Training offered by the IWMSA is focused on providing education on sustainable environmental best practices, promoting the science and technology of waste management and supporting international, national and regional trends in waste management. According to IWMSA President, Dr Suzan Oelofse, training is geared towards improving the overall delivery of waste management services in South Africa, so that the South African waste management industry can become world class.
“The more people we can reach through our training programmes, the sooner we will witness positive changes within the industry,” says Oelofse. “We are very pleased with the quality and depth of training that took place in 2013. Our footprint is spreading and we are seeing a new level of commitment and interest from delegates as well as very exciting partnerships with training providers.” The IWMSA receives numerous requests for tailor-made training sessions, and is able to assist with both accredited and non-accredited courses.
The IWMSA was contracted by the Southern African Wildlife College (SAWC) in Mpumalanga, a regional training institution that has been in operation for 16 years, to present accredited waste management training to 50 unemployed youth from the Bushbuckridge and Thaba Chweu municipalities. The training is part of a three year project, now in its second year, funded by the national Department of Environmental Affairs, under the Youth Environment Service programme. “Now that the training is complete, the learners are ultimately expected to participate in theory contact sessions arranged by SAWC, complete workplace assessments and also participate in community service activities within Bushbuckridge or Thaba Chweu Local Municipality. The community services will include collecting recyclable waste, sorting waste, packaging the waste for collection through a buy-back programme, reducing waste going to landfill sites and establishing SMME Cooperatives in waste management,” says Oelofse.
“With the assistance of our facilitators we were able to provide world-class training where learners actively participated in discussions, group work activities and question and answer sessions. Although learners indicated that they have limited knowledge about waste management, most of them were interested in knowing more about the field in order to make a positive contribution. It definitely was very encouraging,” explains Oelofse.
“We have outstanding non-accredited material, excellent training tools and highly skilled trainers and facilitators,” says Oelofse. “Our training department is expanding and this means we can reach a much wider audience and make a larger impact on the environment.”

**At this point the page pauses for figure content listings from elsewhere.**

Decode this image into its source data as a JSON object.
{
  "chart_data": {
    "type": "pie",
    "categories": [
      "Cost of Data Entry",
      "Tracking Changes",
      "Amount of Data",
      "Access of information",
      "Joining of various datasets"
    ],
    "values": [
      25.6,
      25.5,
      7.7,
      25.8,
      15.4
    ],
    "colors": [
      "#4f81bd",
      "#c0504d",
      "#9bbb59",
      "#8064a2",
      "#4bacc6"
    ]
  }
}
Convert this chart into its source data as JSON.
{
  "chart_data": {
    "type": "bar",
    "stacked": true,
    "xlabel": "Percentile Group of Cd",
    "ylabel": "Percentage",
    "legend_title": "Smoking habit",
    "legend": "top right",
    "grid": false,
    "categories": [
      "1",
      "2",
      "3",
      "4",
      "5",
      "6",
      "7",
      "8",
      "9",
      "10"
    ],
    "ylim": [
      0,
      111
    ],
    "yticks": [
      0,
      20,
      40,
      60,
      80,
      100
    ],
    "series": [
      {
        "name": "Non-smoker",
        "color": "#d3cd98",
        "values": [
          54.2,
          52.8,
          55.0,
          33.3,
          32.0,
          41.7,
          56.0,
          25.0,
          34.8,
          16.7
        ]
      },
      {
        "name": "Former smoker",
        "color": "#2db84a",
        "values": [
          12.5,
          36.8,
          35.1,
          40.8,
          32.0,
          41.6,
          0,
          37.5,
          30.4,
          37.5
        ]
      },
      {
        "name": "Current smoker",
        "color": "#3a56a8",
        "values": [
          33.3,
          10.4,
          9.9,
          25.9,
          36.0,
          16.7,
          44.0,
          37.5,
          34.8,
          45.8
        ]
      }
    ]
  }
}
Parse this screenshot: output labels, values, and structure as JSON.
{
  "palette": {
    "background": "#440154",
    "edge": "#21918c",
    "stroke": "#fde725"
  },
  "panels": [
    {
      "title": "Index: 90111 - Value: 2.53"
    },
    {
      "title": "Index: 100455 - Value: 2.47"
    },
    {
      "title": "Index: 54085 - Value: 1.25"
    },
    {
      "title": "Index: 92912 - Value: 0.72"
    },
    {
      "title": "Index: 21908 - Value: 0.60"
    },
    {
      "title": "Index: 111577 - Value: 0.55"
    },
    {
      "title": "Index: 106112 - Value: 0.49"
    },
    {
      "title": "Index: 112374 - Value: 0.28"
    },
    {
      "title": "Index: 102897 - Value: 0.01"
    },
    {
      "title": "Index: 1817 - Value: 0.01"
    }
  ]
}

“The SAWC training session is the first of many to be held in 2014. The IWMSA is currently preparing for training sessions to be held in Randburg, Midrand, Durban and Cape Town. We urge members – new and old – to contact us regarding the many programmes we offer to meet their Waste Management Training needs,” concludes Oelofse.
The IWMSA is a multi-disciplinary non-profit association that is committed to the protection of the environment and people of Southern Africa from the adverse effects of poor waste management by supporting sustainable best practical environmental options.